Responding to a DSAR can be a challenging, costly and often time-consuming process. This is especially the case in an employment context, where data can go back over a number of years and may contain data which belongs to other individuals.

When a DSAR is submitted by an employee, an employer (who is typically a data controller within the employment context) should make an initial assessment of the request. This should include determining if it processes data concerning that employee, the scope of the request and the proposed approach in finding the data and its response. Data which has been requested by an employee may be subject to an exemption e.g. because it is not personal data. This may include data around financial performance. For information on what constitutes personal data, please see our previous article in this series on ‘Personal Data’.

Third party data

When reviewing the data requested by the employee, you may find there may it contains personal data belonging to another employee or a third party. As part of a request, an employer may identify emails containing the employee’s personal data which have been sent by third parties with comments about the employee’s poor performance. In this case, the emails would also contain personal data of the third party. An employer is not required to disclose such information unless the third party consents to the disclosure or if it is reasonable to disclose the data to the employee without such consent.

Under the Data Protection Act 2018 (“DPA”), as much of the personal data which has been requested should be provided to an employee without disclosing any third party data. When responding to a DSAR and there is third party data involved, a careful balancing exercise should be carried out by an employer as to the employee’s request and any third party competing rights.

In approaching this exercise, there are three main issues to consider:

1. Does the DSAR require disclosure of information that identifies another third party?

The first step is to identify if the DSAR requires disclosure of information that identifies a third party. An employer should consider not only the information itself, but any other information the employer reasonably believes an employee is likely to have.

2. If so, have they consented to this disclosure?

While there is no formal requirement, it is good practice, if possible, to see if the third party would consent to disclosure of their personal data. However, the ICO (the independent body which considers data protection issues in the UK) takes the view that in some cases it may be impracticable or inappropriate to do so.

3. Would it be reasonable to disclose without consent?

There may be some cases where it is reasonable to disclose without consent such as where the employee has already previously been provided with the third party information or if it is already in the public domain.

In deciding if it is reasonable to disclose information without consent, an employer should consider the following (as set out under the DPA):

  • the type of information that would be disclosed;
  • any duty of confidentiality;
  • any steps taken by the employer with a view to seeking consent of the third party;
  • where the third party is capable of giving consent; and
  • any stated (express) refusal of consent by the third-party.

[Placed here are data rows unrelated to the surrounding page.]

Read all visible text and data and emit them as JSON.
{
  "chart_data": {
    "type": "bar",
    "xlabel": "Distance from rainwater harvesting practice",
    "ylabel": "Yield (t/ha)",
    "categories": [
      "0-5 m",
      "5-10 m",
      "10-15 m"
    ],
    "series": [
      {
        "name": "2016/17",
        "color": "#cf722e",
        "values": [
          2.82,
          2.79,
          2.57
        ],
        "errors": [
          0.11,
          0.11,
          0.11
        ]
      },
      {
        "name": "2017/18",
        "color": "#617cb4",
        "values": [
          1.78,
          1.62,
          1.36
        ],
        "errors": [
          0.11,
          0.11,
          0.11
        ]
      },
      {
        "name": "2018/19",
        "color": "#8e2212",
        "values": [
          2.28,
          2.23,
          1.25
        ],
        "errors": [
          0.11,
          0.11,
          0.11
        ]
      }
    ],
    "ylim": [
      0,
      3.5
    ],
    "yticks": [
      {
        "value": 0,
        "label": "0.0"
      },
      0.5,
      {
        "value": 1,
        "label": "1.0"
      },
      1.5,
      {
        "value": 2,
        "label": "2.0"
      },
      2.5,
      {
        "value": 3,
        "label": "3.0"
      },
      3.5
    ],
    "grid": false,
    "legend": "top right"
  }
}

An employer should also consider the practicality and costs involved in obtaining consent and the third party’s level of seniority within the third party business. There may also be other exemptions available under the DPA. We will explore these in our next article within this series. If an exemption applies, then an employer should consider redacting relevant data.

Redacting data

Even if a decision is made not to disclose the third party data, an employer must respond to the DSAR and communicate as much of the personal data as possible without disclosing the third party’s identity. Responding to a DSAR without disclosing third party data can be achieved by redacting relevant documents. Under the DPA, there are no specific rules regarding the process of redacting third party data.

Once an employer has redacted data about the employee that identifies a third party, it should also consider redacting any information that is non-relevant personal data e.g. confidential business plans, or financial information.

It is important to ensure any redactions are made irreversible. If hard copies are being provided, it is sensible (in the absence of any redaction software), for all documents to be printed, and redacted with a black marker pen and then photocopied and sent to the employee. This would prevent the employee being able to read the redacted information e.g. by holding the document up to a light source. If an electronic copy is being provided, an employer should ensure that appropriate software is used to guarantee the redactions are permanent.

Top tips

  • The ICO expects employers to be able to justify and keep a record of their course of action and reasoning behind their decisions.It is therefore good practice to keep a record of any decision made e.g. note why you chose not to seek consent or why it was inappropriate to do so in the circumstances.
  • The ICO Subject Access Code of Practice encourages employers to have a well-designed and up to date information management system to locate and extract data and redact third party data.
  • Any third party consent should be obtained as soon as practically possible after receiving a DSAR.
  • Always carry out the redaction on a copy of the original document, whether paper or electronic and never on the original itself. This ensures that while the redacted information is permanently removed from the copy itself, the original text remains.
  • Redaction should be performed or overseen by staff that are knowledgeable about the records and can determine what material(s) are not available for disclosure.
  • Removing only the third party’s name may not be sufficient as they may still be identifiable from the rest of the information.